Communist Manifesto

Communist Manifesto Summary

The Communist Manifesto opens with the famous words "The history of all hitherto societies has been the history of class struggles," and proceeds in the next 41 pages to single-mindedly elaborate this proposition (79). In section 1, "Bourgeois and Proletarians," Marx delineates his vision of history, focusing on the development and eventual destruction of the bourgeoisie, the dominant class of his day. Before the bourgeoisie rose to prominence, society was organized according to a feudal order run by aristocratic landowners and corporate guilds. With the discovery of America and the subsequent expansion of economic markets, a new class arose, a manufacturing class, which took control of international and domestic trade by producing goods more efficiently than the closed guilds. With their growing economic powers, this class began to gain political power, destroying the vestiges of the old feudal society which sought to restrict their ambition. According to Marx, the French Revolution was the most decisive instance of this form of bourgeois self-determination. Indeed, Marx thought bourgeois control so pervasive that he claimed that "the executive of the modern State is but a committee for managing the common affairs of the whole bourgeoisie" (82).

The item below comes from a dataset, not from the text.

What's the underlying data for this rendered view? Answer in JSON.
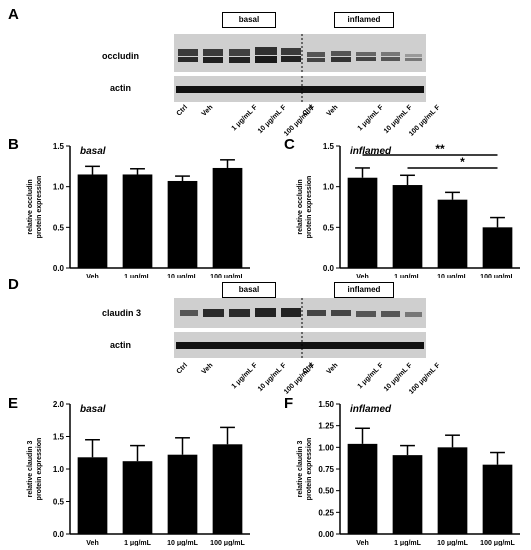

This bourgeois ascendancy has, though, created a new social class which labor in the new bourgeois industries. This class, the proletariat, "wage-laborers who, having no means of production of their own, are reduced to selling their labor power in order to live," are the necessary consequence of bourgeois modes of production (79). As bourgeois industries expand and increase their own capital, the ranks of the proletariat swell as other classes of society, artisans and small business owners, cannot compete with the bourgeois capitalists. Additionally, the development of bourgeois industries causes a proportional deterioration in the condition of the proletariat. This deterioration, which can be slowed but not stopped, creates within the proletariat a revolutionary element which will eventually destroy their bourgeois oppressors. As Marx says, "What the bourgeoisie, therefore, produces, above all, is its own grave-diggers. Its fall and the victory of the proletariat are equally inevitable" (94).

In Chapter 2, "Proletariats and Communists," Marx elaborates the social changes communists hope to effect on behalf of the proletariat. Marx notes firstly that the interests of communists do not differ from the interests of the proletariat as a class; they seek only to develop a class consciousness in the proletariat, a necessary condition of eventual proletariat emancipation. The primary objective of communists and the revolutionary proletariat is the abolition of private property, for it is this that keeps them enslaved. Bourgeois economics, i.e., capitalism, requires that the owners of the means of production compensate workers only enough to ensure their mere physical subsistence and reproduction. In other words, the existence of bourgeois property, or capital as Marx calls it, relies on its radically unequal distribution. The only way the proletariat can free itself from bourgeois exploitation is to abolish capitalism. In achieving this goal, the proletariat will destroy all remnants of bourgeois culture which act to perpetuate, if even implicitly, their misery. This includes family organization, religion, morality, jurisprudence, etc. Culture is but the result of specific material/economic conditions and has no life independent of these. The result of this struggle will be "an association in which the free development of each is the condition for the development of all" (104).

Chapter 3, "Socialist and Communist Literature," encompasses Marx's discussion of the relationship between his movement and previous or contemporaneous socialist movements. In this chapter he repudiates these other movements for not fully understanding the significance of the proletarian struggle. They all suffer from at least one of 3 problems: 1) They look to previous modes of social organization for a solution to present difficulties. 2) They deny the inherent class character of the existing conflict. 3) They do not recognize that violent revolution on the part of the proletariat is the only way to eradicate the conditions of oppression. Only the Marxist communists truly appreciate the historical movement in which the antagonism between the proletariat and bourgeois is the final act.

The final chapter, "Position of the Communists in Relation to the Various Opposition Parties," announces the communist intention to "everywhere support every revolutionary movement against the existing social and political order of things" (120). The communist contribution to this ongoing revolutionary discourse will be the raising of the property question, for any revolutionary movement which does not address this question cannot successfully rescue people from oppression. As Marx thunders in conclusion, "Let the ruling classes tremble at a Communistic revolution. The proletarians have nothing to lose but their chains. They have a world to win. WORKING MEN OF ALL COUNTRIES, UNITE!" (121).